DenseSwinV2: Channel Attentive Dual Branch CNN Transformer Learning for Cassava Leaf Disease Classification
Summary: arXiv:2603.25935v1 Announce Type: cross
Abstract: This work presents a new Hybrid Dense SwinV2, a two-branch framework that jointly leverages densely connected convolutional features and hierarchical customized Swin Transformer V2 (SwinV2) representations for cassava disease classification. The proposed framework captures high resolution local features through its DenseNet branch, preserving the fine structural cues and also allowing for effective gradient flow. Concurrently, the customized SwinV2 models global contextual dependencies through the idea of shifted-window self attention, which enables the capture of long range interactions critical in distinguishing between visually similar lesions.

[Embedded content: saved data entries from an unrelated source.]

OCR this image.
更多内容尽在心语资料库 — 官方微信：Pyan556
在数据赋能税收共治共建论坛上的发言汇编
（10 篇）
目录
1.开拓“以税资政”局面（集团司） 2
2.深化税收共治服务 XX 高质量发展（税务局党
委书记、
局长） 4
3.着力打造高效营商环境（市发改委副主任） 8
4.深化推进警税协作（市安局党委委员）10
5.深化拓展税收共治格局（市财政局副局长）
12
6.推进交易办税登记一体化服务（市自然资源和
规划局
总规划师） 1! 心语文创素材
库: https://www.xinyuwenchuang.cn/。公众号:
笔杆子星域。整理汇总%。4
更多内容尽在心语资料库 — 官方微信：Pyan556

Moreover, an attention channel-squeeze module is employed for each CNN Transformer stream independently to emphasize discriminative disease related responses and suppress redundant or background driven activations. Finally, these discriminative channels are fused to achieve refined representations from the dense local and SwinV2 global correlated strengthened feature maps, respectively.

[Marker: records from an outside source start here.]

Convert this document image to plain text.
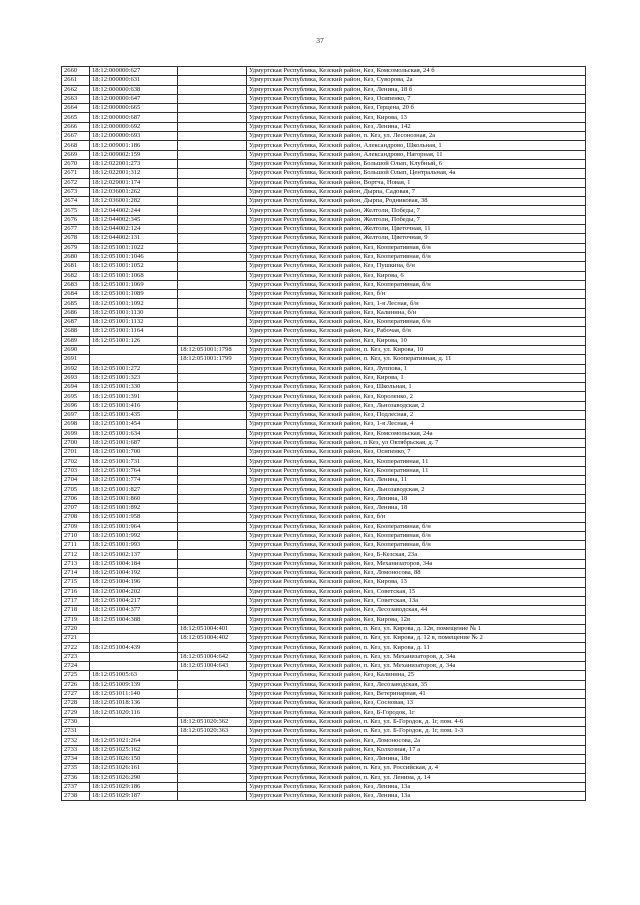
37
2660	18:12:000000:627		Удмуртская Республика, Кезский район, Кез, Комсомольская, 24 б
2661	18:12:000000:631		Удмуртская Республика, Кезский район, Кез, Суворова, 2а
2662	18:12:000000:638		Удмуртская Республика, Кезский район, Кез, Ленина, 18 б
2663	18:12:000000:647		Удмуртская Республика, Кезский район, Кез, Осипенко, 7
2664	18:12:000000:665		Удмуртская Республика, Кезский район, Кез, Герцена, 20 б
2665	18:12:000000:687		Удмуртская Республика, Кезский район, Кез, Кирова, 13
2666	18:12:000000:692		Удмуртская Республика, Кезский район, Кез, Ленина, 142
2667	18:12:000000:693		Удмуртская Республика, Кезский район, п. Кез, ул. Лесонозная, 2а
2668	18:12:009001:186		Удмуртская Республика, Кезский район, Александрово, Школьная, 1
2669	18:12:009002:159		Удмуртская Республика, Кезский район, Александрово, Нагорная, 11
2670	18:12:022001:273		Удмуртская Республика, Кезский район, Большой Олып, Клубный, 6
2671	18:12:022001:312		Удмуртская Республика, Кезский район, Большой Олып, Центральная, 4а
2672	18:12:029001:174		Удмуртская Республика, Кезский район, Вортча, Новая, 1
2673	18:12:036001:262		Удмуртская Республика, Кезский район, Дырпа, Садовая, 7
2674	18:12:036001:282		Удмуртская Республика, Кезский район, Дырпа, Родниковая, 38
2675	18:12:044002:244		Удмуртская Республика, Кезский район, Желтоли, Победы, 7
2676	18:12:044002:345		Удмуртская Республика, Кезский район, Желтоли, Победы, 7
2677	18:12:044002:124		Удмуртская Республика, Кезский район, Желтоли, Цветочная, 11
2678	18:12:044002:131		Удмуртская Республика, Кезский район, Желтоли, Цветочная, 9
2679	18:12:051001:1022		Удмуртская Республика, Кезский район, Кез, Кооперативная, б/н
2680	18:12:051001:1046		Удмуртская Республика, Кезский район, Кез, Кооперативная, б/н
2681	18:12:051001:1052		Удмуртская Республика, Кезский район, Кез, Пушкина, б/н
2682	18:12:051001:1068		Удмуртская Республика, Кезский район, Кез, Кирова, 6
2683	18:12:051001:1069		Удмуртская Республика, Кезский район, Кез, Кооперативная, б/н
2684	18:12:051001:1089		Удмуртская Республика, Кезский район, Кез, б/н
2685	18:12:051001:1092		Удмуртская Республика, Кезский район, Кез, 1-я Лесная, б/н
2686	18:12:051001:1130		Удмуртская Республика, Кезский район, Кез, Калинина, б/н
2687	18:12:051001:1132		Удмуртская Республика, Кезский район, Кез, Кооперативная, б/н
2688	18:12:051001:1164		Удмуртская Республика, Кезский район, Кез, Рабочая, б/н
2689	18:12:051001:126		Удмуртская Республика, Кезский район, Кез, Кирова, 10
2690		18:12:051001:1798	Удмуртская Республика, Кезский район, п. Кез, ул. Кирова, 10
2691		18:12:051001:1799	Удмуртская Республика, Кезский район, п. Кез, ул. Кооперативная, д. 11
2692	18:12:051001:272		Удмуртская Республика, Кезский район, Кез, Луппова, 1
2693	18:12:051001:323		Удмуртская Республика, Кезский район, Кез, Кирова, 1
2694	18:12:051001:330		Удмуртская Республика, Кезский район, Кез, Школьная, 1
2695	18:12:051001:391		Удмуртская Республика, Кезский район, Кез, Короленко, 2
2696	18:12:051001:416		Удмуртская Республика, Кезский район, Кез, Льнозаводская, 2
2697	18:12:051001:435		Удмуртская Республика, Кезский район, Кез, Подлесная, 2
2698	18:12:051001:454		Удмуртская Республика, Кезский район, Кез, 1-я Лесная, 4
2699	18:12:051001:634		Удмуртская Республика, Кезский район, Кез, Комсомольская, 24а
2700	18:12:051001:687		Удмуртская Республика, Кезский район, п Кез, ул Октябрьская, д. 7
2701	18:12:051001:700		Удмуртская Республика, Кезский район, Кез, Осипенко, 7
2702	18:12:051001:731		Удмуртская Республика, Кезский район, Кез, Кооперативная, 11
2703	18:12:051001:764		Удмуртская Республика, Кезский район, Кез, Кооперативная, 11
2704	18:12:051001:774		Удмуртская Республика, Кезский район, Кез, Ленина, 11
2705	18:12:051001:827		Удмуртская Республика, Кезский район, Кез, Льнозаводская, 2
2706	18:12:051001:860		Удмуртская Республика, Кезский район, Кез, Ленина, 18
2707	18:12:051001:892		Удмуртская Республика, Кезский район, Кез, Ленина, 18
2708	18:12:051001:958		Удмуртская Республика, Кезский район, Кез, б/н
2709	18:12:051001:964		Удмуртская Республика, Кезский район, Кез, Кооперативная, б/н
2710	18:12:051001:992		Удмуртская Республика, Кезский район, Кез, Кооперативная, б/н
2711	18:12:051001:993		Удмуртская Республика, Кезский район, Кез, Кооперативная, б/н
2712	18:12:051002:137		Удмуртская Республика, Кезский район, Кез, Б-Кезская, 23а
2713	18:12:051004:184		Удмуртская Республика, Кезский район, Кез, Механизаторов, 34а
2714	18:12:051004:192		Удмуртская Республика, Кезский район, Кез, Ломоносова, 88
2715	18:12:051004:196		Удмуртская Республика, Кезский район, Кез, Кирова, 13
2716	18:12:051004:202		Удмуртская Республика, Кезский район, Кез, Советская, 15
2717	18:12:051004:217		Удмуртская Республика, Кезский район, Кез, Советская, 13а
2718	18:12:051004:377		Удмуртская Республика, Кезский район, Кез, Лесозаводская, 44
2719	18:12:051004:388		Удмуртская Республика, Кезский район, Кез, Кирова, 12в
2720		18:12:051004:401	Удмуртская Республика, Кезский район, п. Кез, ул. Кирова, д. 12в, помещение № 1
2721		18:12:051004:402	Удмуртская Республика, Кезский район, п. Кез, ул. Кирова, д. 12 в, помещение № 2
2722	18:12:051004:439		Удмуртская Республика, Кезский район, п. Кез, ул. Кирова, д. 11
2723		18:12:051004:642	Удмуртская Республика, Кезский район, п. Кез, ул. Механизаторов, д. 34а
2724		18:12:051004:643	Удмуртская Республика, Кезский район, п. Кез, ул. Механизаторов, д. 34а
2725	18:12:051005:63		Удмуртская Республика, Кезский район, Кез, Калинина, 25
2726	18:12:051009:139		Удмуртская Республика, Кезский район, Кез, Лесозаводская, 35
2727	18:12:051011:140		Удмуртская Республика, Кезский район, Кез, Ветеринарная, 41
2728	18:12:051018:136		Удмуртская Республика, Кезский район, Кез, Сосновая, 13
2729	18:12:051020:116		Удмуртская Республика, Кезский район, Кез, Б-Городок, 1г
2730		18:12:051020:362	Удмуртская Республика, Кезский район, п. Кез, ул. Б-Городок, д. 1г, пом. 4-6
2731		18:12:051020:363	Удмуртская Республика, Кезский район, п. Кез, ул. Б-Городок, д. 1г, пом. 1-3
2732	18:12:051021:264		Удмуртская Республика, Кезский район, Кез, Ломоносова, 2а
2733	18:12:051025:162		Удмуртская Республика, Кезский район, Кез, Колхозная, 17 а
2734	18:12:051026:150		Удмуртская Республика, Кезский район, Кез, Ленина, 18е
2735	18:12:051026:161		Удмуртская Республика, Кезский район, п. Кез, ул. Российская, д. 4
2736	18:12:051026:290		Удмуртская Республика, Кезский район, п. Кез, ул. Ленина, д. 14
2737	18:12:051029:186		Удмуртская Республика, Кезский район, Кез, Ленина, 13а
2738	18:12:051029:187		Удмуртская Республика, Кезский район, Кез, Ленина, 13а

Key Features of Dense SwinV2
- Hybrid Architecture: Combines DenseNet and SwinV2 for enhanced feature extraction.
- Attention Mechanism: Utilizes channel-squeeze modules to focus on relevant disease features.
- High Classification Accuracy: Achieved 98.02% accuracy and an F1 score of 97.81% on a public dataset.
- Robustness: Designed to handle real-world challenges such as occlusion and complex backgrounds.
Dataset and Performance
The proposed Dense SwinV2 utilized a public cassava leaf disease dataset comprising 31,000 images, which included five distinct disease categories: brown streak, mosaic, green mottle, bacterial blight, and normal leaf conditions. This extensive dataset allowed for comprehensive training and validation of the model.
In comparative analyses, the Dense SwinV2 framework significantly outperformed well-established convolutional and transformer models, showcasing its effectiveness in a practical application. The high accuracy and F1 score indicate that this model not only performs well on standard metrics but also maintains reliability when faced with the variability present in real-world scenarios.
Conclusion
The Hybrid Dense SwinV2 framework marks a substantial advancement in the field of cassava leaf disease classification. By effectively integrating local and global features through its dual-branch architecture, the model provides a powerful tool for agricultural diagnostics. The results underscore its potential to enhance field-level diagnosis and address challenges associated with noise and complex image backgrounds.
As precision agriculture continues to evolve, innovations like Dense SwinV2 are essential in developing robust solutions for crop disease management, ultimately aiding farmers in optimizing yield and sustaining food security.